Monni amava dedicarsi al verseggiare libero della tradizione toscana, attore e poeta, cultore della tradizione popolare, schietto e carismatico, era un attore amato da tutto il pubblico fiorentino e non solo. Per molti il Monni era la personificazione del sarcasmo del fiorentinaccio, il poeta del volgare, uguale a se stesso sia sul palcoscenico, sia sul grande schermo che nelle piazze.

Oltre a Benigni, il Monni ha recitato insieme a grandi attori italiani da Pieraccioni a Nuti. Indimenticabili “Caruso Paskoski”, “Lucignolo”, “No grazie, il caffé mi rende nervoso”,  “Benvenuti in casa Gori”, fino al suo ultimo impegno in “Manuale d’amore 3”.

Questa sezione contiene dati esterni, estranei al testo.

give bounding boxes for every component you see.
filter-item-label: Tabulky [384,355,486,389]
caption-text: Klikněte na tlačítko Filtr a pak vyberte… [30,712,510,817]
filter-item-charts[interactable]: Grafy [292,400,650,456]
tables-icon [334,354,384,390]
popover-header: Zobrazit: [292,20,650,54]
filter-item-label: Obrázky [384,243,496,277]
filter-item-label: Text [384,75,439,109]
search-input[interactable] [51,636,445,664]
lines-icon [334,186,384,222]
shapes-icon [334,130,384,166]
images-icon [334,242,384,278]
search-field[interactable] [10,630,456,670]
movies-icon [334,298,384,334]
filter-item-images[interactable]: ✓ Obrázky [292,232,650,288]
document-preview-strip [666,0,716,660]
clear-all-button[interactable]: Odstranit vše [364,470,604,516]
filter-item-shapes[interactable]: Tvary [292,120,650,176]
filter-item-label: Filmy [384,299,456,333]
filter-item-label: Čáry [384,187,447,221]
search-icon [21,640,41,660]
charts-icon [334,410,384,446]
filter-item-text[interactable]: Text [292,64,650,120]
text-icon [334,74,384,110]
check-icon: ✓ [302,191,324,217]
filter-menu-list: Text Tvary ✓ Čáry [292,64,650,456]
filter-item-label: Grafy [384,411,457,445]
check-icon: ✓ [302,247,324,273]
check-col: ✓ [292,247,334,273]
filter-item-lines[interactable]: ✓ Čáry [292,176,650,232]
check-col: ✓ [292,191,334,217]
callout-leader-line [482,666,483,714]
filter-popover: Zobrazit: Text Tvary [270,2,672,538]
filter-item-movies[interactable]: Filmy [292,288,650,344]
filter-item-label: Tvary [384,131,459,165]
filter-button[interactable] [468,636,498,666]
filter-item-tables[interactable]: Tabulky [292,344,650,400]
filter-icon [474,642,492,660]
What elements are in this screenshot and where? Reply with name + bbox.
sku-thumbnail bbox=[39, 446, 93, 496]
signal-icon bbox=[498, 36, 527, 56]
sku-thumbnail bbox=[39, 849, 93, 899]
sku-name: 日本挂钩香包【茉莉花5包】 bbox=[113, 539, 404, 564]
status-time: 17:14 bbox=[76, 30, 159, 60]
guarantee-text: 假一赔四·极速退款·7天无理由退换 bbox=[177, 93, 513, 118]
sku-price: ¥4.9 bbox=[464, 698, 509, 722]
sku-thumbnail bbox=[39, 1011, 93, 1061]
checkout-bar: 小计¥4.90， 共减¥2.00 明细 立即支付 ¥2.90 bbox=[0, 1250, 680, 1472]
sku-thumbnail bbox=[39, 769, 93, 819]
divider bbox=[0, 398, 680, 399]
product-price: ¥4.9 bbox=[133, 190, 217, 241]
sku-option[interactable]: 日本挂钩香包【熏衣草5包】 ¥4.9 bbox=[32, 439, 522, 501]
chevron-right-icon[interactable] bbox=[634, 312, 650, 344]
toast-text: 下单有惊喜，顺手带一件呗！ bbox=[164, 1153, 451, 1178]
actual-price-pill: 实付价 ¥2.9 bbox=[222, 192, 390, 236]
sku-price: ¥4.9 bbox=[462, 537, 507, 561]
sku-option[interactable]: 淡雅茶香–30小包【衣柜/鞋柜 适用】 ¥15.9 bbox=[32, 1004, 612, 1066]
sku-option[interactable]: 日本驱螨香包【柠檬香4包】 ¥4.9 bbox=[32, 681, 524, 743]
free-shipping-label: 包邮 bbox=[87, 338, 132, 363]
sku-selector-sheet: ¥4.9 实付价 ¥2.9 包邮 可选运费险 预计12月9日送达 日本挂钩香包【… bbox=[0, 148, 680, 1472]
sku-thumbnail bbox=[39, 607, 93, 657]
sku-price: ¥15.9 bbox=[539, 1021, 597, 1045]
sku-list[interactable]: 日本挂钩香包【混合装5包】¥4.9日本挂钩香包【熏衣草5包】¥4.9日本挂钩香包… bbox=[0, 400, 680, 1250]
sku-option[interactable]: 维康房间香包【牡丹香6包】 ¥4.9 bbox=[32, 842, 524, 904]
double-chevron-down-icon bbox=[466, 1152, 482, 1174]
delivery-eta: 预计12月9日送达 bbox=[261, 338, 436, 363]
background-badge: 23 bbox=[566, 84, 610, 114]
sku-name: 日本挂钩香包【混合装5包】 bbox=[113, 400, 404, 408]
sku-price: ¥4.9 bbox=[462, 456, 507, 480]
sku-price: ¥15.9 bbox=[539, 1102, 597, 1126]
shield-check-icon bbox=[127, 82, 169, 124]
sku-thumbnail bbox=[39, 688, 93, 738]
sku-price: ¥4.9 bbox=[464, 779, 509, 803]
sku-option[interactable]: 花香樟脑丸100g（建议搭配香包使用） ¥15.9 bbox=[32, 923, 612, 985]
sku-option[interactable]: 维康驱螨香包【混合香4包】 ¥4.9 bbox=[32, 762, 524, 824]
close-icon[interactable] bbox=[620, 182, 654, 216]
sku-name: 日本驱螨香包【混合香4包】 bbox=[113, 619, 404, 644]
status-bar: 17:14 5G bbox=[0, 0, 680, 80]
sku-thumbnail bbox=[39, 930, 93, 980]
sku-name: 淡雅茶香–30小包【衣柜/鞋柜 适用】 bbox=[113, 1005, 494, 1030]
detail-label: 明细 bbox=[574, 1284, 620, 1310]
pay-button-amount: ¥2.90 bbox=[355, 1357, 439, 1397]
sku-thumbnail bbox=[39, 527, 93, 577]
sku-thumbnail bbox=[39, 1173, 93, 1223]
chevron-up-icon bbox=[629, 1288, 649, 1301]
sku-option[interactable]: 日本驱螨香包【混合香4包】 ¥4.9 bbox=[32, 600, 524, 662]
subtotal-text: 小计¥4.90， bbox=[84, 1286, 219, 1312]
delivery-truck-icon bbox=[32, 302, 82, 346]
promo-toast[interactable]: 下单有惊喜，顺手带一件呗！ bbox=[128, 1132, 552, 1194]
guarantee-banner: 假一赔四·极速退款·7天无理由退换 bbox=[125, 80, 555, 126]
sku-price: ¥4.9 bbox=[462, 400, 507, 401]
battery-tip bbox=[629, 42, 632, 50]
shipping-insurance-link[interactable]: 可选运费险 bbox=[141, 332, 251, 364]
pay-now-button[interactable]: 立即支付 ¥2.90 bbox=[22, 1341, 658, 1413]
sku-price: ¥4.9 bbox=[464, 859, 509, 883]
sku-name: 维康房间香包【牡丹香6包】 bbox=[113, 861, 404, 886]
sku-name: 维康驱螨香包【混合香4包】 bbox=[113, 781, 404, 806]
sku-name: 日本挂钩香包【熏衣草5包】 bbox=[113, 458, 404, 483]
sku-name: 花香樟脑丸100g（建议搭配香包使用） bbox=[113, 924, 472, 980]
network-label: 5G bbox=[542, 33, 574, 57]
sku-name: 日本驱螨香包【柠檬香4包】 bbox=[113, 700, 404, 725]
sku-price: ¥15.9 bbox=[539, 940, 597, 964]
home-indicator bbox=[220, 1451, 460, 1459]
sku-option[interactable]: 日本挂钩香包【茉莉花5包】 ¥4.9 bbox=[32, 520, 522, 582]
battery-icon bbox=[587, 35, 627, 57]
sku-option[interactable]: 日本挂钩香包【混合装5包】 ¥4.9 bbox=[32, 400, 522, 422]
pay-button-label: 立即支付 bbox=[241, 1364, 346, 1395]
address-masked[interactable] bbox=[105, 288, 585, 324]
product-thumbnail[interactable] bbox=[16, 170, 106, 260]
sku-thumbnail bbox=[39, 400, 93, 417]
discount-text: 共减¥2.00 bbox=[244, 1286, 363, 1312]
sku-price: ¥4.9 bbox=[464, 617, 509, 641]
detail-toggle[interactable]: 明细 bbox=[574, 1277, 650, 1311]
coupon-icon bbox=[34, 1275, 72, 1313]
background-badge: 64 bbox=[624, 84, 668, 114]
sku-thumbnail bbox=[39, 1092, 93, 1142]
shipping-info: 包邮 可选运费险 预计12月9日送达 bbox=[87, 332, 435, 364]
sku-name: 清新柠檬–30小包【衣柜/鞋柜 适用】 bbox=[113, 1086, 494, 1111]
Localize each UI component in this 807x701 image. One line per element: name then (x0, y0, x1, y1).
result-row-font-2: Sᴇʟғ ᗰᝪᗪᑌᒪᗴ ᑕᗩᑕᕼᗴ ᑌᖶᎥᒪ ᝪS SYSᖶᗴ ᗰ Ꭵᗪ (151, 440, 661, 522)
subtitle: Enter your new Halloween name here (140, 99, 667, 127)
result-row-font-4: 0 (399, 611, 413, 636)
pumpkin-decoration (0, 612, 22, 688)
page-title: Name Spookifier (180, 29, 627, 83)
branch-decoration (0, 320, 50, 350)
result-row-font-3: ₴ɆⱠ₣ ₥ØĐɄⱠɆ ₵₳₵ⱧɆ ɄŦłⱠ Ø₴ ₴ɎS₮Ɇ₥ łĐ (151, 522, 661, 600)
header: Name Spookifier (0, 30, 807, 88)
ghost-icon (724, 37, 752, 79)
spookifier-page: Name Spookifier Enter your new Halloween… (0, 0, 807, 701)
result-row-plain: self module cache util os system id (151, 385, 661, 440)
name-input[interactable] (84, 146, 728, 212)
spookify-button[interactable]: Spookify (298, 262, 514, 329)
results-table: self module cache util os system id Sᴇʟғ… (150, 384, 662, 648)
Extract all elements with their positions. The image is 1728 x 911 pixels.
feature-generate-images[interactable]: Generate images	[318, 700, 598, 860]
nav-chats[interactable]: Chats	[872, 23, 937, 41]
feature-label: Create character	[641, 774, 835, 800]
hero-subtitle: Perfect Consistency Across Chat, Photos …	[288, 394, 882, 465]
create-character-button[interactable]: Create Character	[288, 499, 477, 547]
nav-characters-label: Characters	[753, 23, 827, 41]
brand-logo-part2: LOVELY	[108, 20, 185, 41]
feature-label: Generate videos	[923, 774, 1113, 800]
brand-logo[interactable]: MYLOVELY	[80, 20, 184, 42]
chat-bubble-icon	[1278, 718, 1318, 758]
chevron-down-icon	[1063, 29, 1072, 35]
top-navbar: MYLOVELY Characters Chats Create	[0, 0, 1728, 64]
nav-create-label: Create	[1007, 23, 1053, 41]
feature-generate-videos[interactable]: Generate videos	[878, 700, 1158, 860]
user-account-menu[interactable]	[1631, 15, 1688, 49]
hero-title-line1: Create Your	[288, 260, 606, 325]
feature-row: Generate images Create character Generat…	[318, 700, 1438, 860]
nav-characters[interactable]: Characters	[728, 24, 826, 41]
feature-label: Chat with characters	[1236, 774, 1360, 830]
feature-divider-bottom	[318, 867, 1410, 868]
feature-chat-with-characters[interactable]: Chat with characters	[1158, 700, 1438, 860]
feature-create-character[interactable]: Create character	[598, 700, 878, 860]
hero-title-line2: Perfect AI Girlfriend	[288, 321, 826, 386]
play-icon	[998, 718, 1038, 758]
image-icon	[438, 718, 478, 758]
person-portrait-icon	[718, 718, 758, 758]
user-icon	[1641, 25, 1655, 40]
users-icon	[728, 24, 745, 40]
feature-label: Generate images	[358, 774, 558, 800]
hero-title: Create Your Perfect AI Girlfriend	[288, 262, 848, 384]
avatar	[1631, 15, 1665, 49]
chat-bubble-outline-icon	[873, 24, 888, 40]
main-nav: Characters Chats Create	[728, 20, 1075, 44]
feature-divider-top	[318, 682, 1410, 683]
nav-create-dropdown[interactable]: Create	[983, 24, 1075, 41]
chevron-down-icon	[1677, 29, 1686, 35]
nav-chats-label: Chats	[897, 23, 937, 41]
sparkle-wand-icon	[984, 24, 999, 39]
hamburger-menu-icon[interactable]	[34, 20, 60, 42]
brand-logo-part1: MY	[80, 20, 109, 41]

Una delle sue interpretazioni più memorabile resta quella in “Non ci resta che piangere”, film scritto, diretto e interpretato da Roberto Benigni e dall’indimenticato Massimo Troisi, in cui Monni vestì i panni del personaggio di Vitellozzo.

Questa l’eredità più bella che Carlo Monni lascia al suo pubblico, lui che, senza falsa modestia ripeteva sempre che al Metropolitan preferiva le feste dell’Unità.